More impressive than the plants working together, he says, is that the community is growing to help the Hazelwood Food Forest thrive. "There's space to do things like this here. It's a different way of thinking and Pittsburgh is really receptive to that right now."

That's a good thing, he adds, because "these fruit trees are going to be here producing for a long time."

A permanent culture

The future of permaculture in Pittsburgh is on the rise. There are a number permaculture projects in the works in public spaces such as the Borland Green Ecological Garden in Larimer. Educational institutions such as Chatham University's School of Sustainability are incorporating permaculture into their landscapes, and homeowners throughout the region are planting small polycultures in their backyards. Garfield Community Farm is building on permaculture principles handed down from Mr. Frey; its bioshelter and market garden salad mix are direct descendants of his work. Permaculturalists have even designed a new style of marketplace, Schwartz Living Market on the South Side.

Still, despite the numerous green shoots, nobody can quite agree on precisely what permaculture is or how the future will move forward.

"Even within the permaculture community there's ongoing discussion about if it's a movement, or a science, or agricultural practice," says Mr. Frey.

Indeed, the beauty and the challenge of permaculture is that it means different things to different people. Because it's a design system suited to individual landscapes rather than a prescribed system that's found in conventional agriculture, there is a lot of room for interpretation.

"There are Libertarian preppers who don't care at all for the social-justice component, and also suburban moms who just want to plant something in their yard," says Landslide's Mr. Hill.

Ms. Czolba sees both the small and big pictures. "You can have a fruit polyculture even if you have a small backyard. It's simply about taking the principles of permaculture and multiplying it by the space you have," she says.

And she adds, "once established, there will be much less maintenance than traditional gardening."

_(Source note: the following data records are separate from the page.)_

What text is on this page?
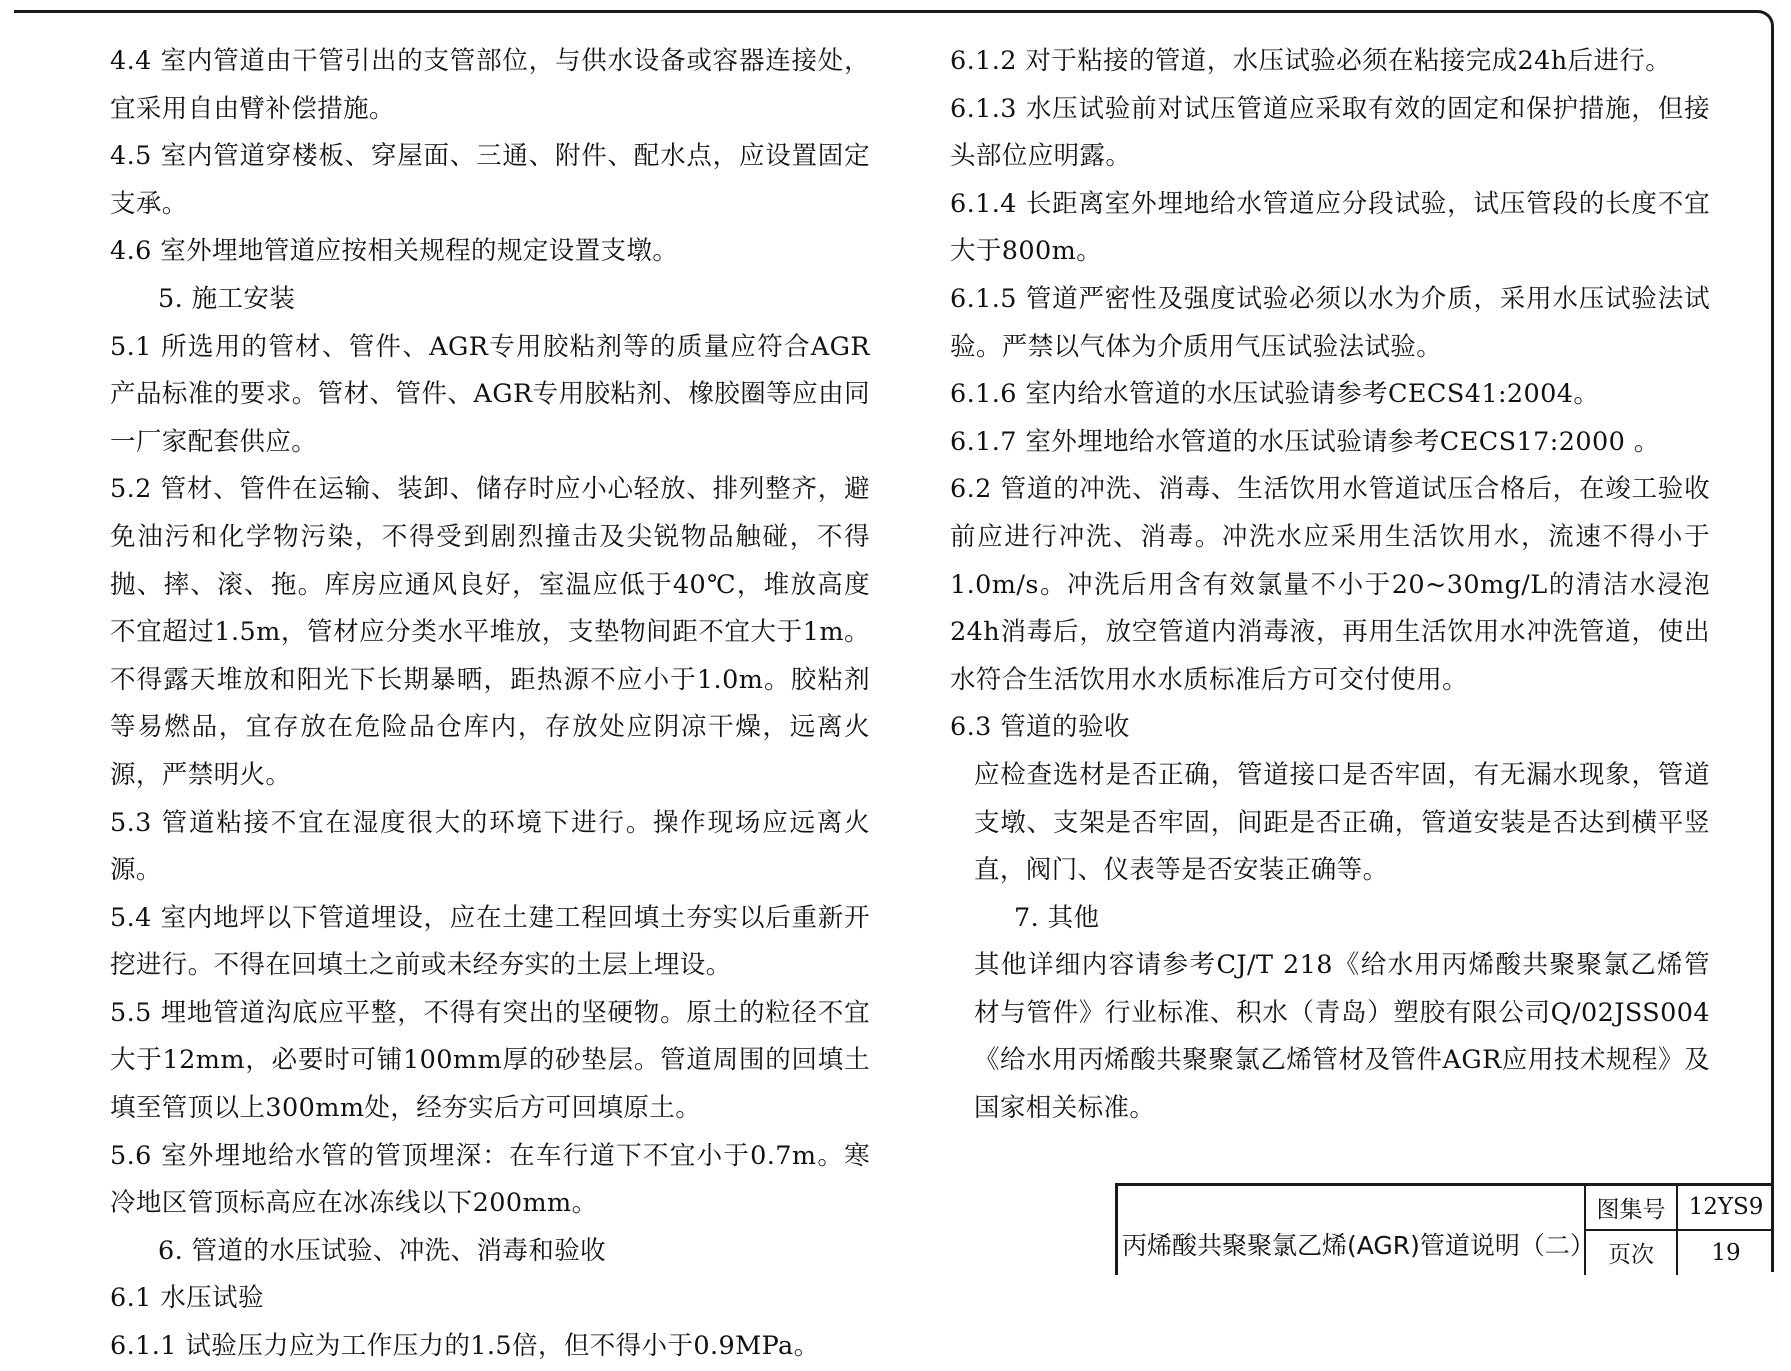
4.4 室内管道由干管引出的支管部位，与供水设备或容器连接处，宜采用自由臂补偿措施。
4.5 室内管道穿楼板、穿屋面、三通、附件、配水点，应设置固定支承。
4.6 室外埋地管道应按相关规程的规定设置支墩。
5. 施工安装
5.1 所选用的管材、管件、AGR专用胶粘剂等的质量应符合AGR产品标准的要求。管材、管件、AGR专用胶粘剂、橡胶圈等应由同一厂家配套供应。
5.2 管材、管件在运输、装卸、储存时应小心轻放、排列整齐，避免油污和化学物污染，不得受到剧烈撞击及尖锐物品触碰，不得抛、摔、滚、拖。库房应通风良好，室温应低于40℃，堆放高度不宜超过1.5m，管材应分类水平堆放，支垫物间距不宜大于1m。不得露天堆放和阳光下长期暴晒，距热源不应小于1.0m。胶粘剂等易燃品，宜存放在危险品仓库内，存放处应阴凉干燥，远离火源，严禁明火。
5.3 管道粘接不宜在湿度很大的环境下进行。操作现场应远离火源。
5.4 室内地坪以下管道埋设，应在土建工程回填土夯实以后重新开挖进行。不得在回填土之前或未经夯实的土层上埋设。
5.5 埋地管道沟底应平整，不得有突出的坚硬物。原土的粒径不宜大于12mm，必要时可铺100mm厚的砂垫层。管道周围的回填土填至管顶以上300mm处，经夯实后方可回填原土。
5.6 室外埋地给水管的管顶埋深：在车行道下不宜小于0.7m。寒冷地区管顶标高应在冰冻线以下200mm。
6. 管道的水压试验、冲洗、消毒和验收
6.1 水压试验
6.1.1 试验压力应为工作压力的1.5倍，但不得小于0.9MPa。
6.1.2 对于粘接的管道，水压试验必须在粘接完成24h后进行。
6.1.3 水压试验前对试压管道应采取有效的固定和保护措施，但接头部位应明露。
6.1.4 长距离室外埋地给水管道应分段试验，试压管段的长度不宜大于800m。
6.1.5 管道严密性及强度试验必须以水为介质，采用水压试验法试验。严禁以气体为介质用气压试验法试验。
6.1.6 室内给水管道的水压试验请参考CECS41:2004。
6.1.7 室外埋地给水管道的水压试验请参考CECS17:2000 。
6.2 管道的冲洗、消毒、生活饮用水管道试压合格后，在竣工验收前应进行冲洗、消毒。冲洗水应采用生活饮用水，流速不得小于1.0m/s。冲洗后用含有效氯量不小于20~30mg/L的清洁水浸泡24h消毒后，放空管道内消毒液，再用生活饮用水冲洗管道，使出水符合生活饮用水水质标准后方可交付使用。
6.3 管道的验收
应检查选材是否正确，管道接口是否牢固，有无漏水现象，管道支墩、支架是否牢固，间距是否正确，管道安装是否达到横平竖直，阀门、仪表等是否安装正确等。
7. 其他
其他详细内容请参考CJ/T 218《给水用丙烯酸共聚聚氯乙烯管材与管件》行业标准、积水（青岛）塑胶有限公司Q/02JSS004《给水用丙烯酸共聚聚氯乙烯管材及管件AGR应用技术规程》及国家相关标准。
丙烯酸共聚聚氯乙烯(AGR)管道说明（二）
图集号	12YS9
页次	19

That multiplication can be as small as simply encouraging your neighbor to plant a tree. Or, as she envisions, there is a much bigger-picture solution. Creating an integrated network of food forests will become a means of urban restoration. "We have so much vacant space in Pittsburgh, and we should make really good use of it. If we can get a network of these [forests] happening we could share resources, and keep adding to it year after year."